Less than a week on, doubt and anxiety are creeping in as the party grapples with the “credible scenario” of the Left withdrawing support in the next few months.
“We have no clear answers nor a counter strategy,” a Congress source conceded.
He said the party and the government’s best bet was now foreign minister Pranab Mukherjee, who is speaking to the Left leaders. The Prime Minister is expected to lie low.
Nobody in the Congress appears prepared for mid-term polls. “If we have one, the BJP will gain no matter how down-and-out it seems,” said a cabinet minister who continues to work closely with the party.
“The BJP has a trump card — it can tell voters: ‘We were the only ones to successfully run a large coalition for five years’.”
The Congress fears that as its isolation gets underlined, there might be a churning within allies such as the DMK and the Rashtriya Janata Dal who have been on board so far.
The Congress’s immediate objective is, therefore, to try and save the government. If Mukherjee fails to work a thaw with the Left, sources said, Sonia will have to take a call on the key issue: is it worth sacrificing a government over the nuclear deal'
Among the options Congress leaders are speculating on are:
Go slow on operationalising the deal. Don’t pursue the negotiations with the Nuclear Suppliers Group and the IAEA with obvious vigour
Persuade the Prime Minister to make a “substantive” conciliatory gesture towards the CPM and CPI bosses, Prakash Karat and A.B. Bardhan, to “undo” the effect of his dare
Keep the US off the Left’s radar for a while by deferring the joint military exercises.
Congress leaders are acutely aware that the party’s return to power after nearly 10 years was propelled by issues and perceptions that are the opposite of what the nuclear deal has come to symbolise for many: bountiful energy for nine to 10 per cent growth, proximity to the US and the George Bush-Manmohan coupling.
The Prime Minister is said to have told his confidants that if it weren’t for Bush’s interventions, the deal would not have gone through in Washington.
The dominant view in the Congress is that while the deal offers no political gains, the negatives it brings could damage the party. Despite official declaration of support, the Congress is unlikely to launch a campaign to explain the deal.

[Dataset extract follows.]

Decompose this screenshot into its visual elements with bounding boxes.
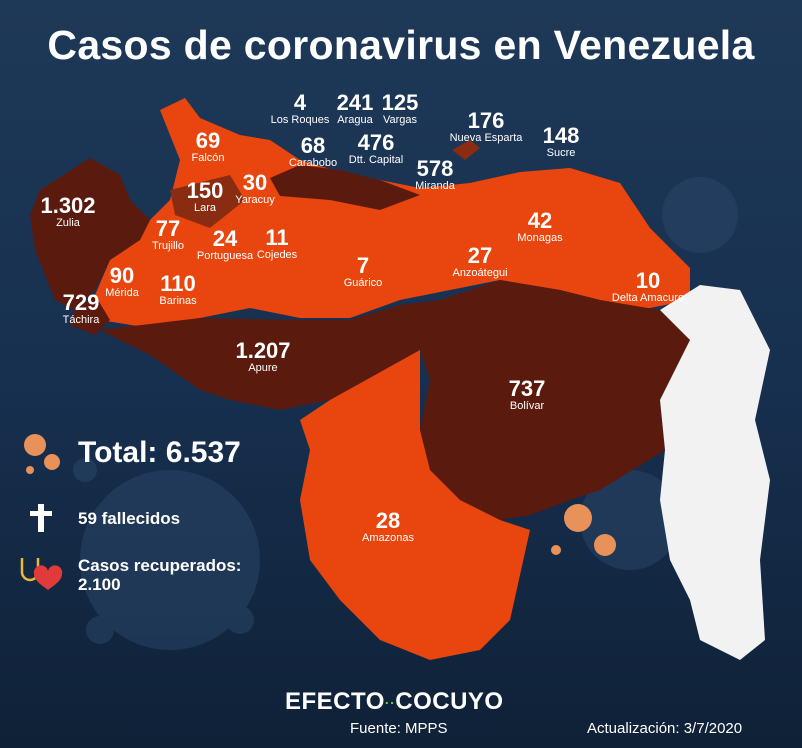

“Its only selling point is that it will address our energy needs. But when — 20-25 years from now' So what effect will this have in the next few elections where we may have to explain why so much of rural India still lives in darkness'” a minister of state said.
“Now consider the biggest negative. Bush is a hated figure the world over, and even his closely ally, the UK, will no longer hold a brief for him. So people can ask why the Prime Minister is batting for him.”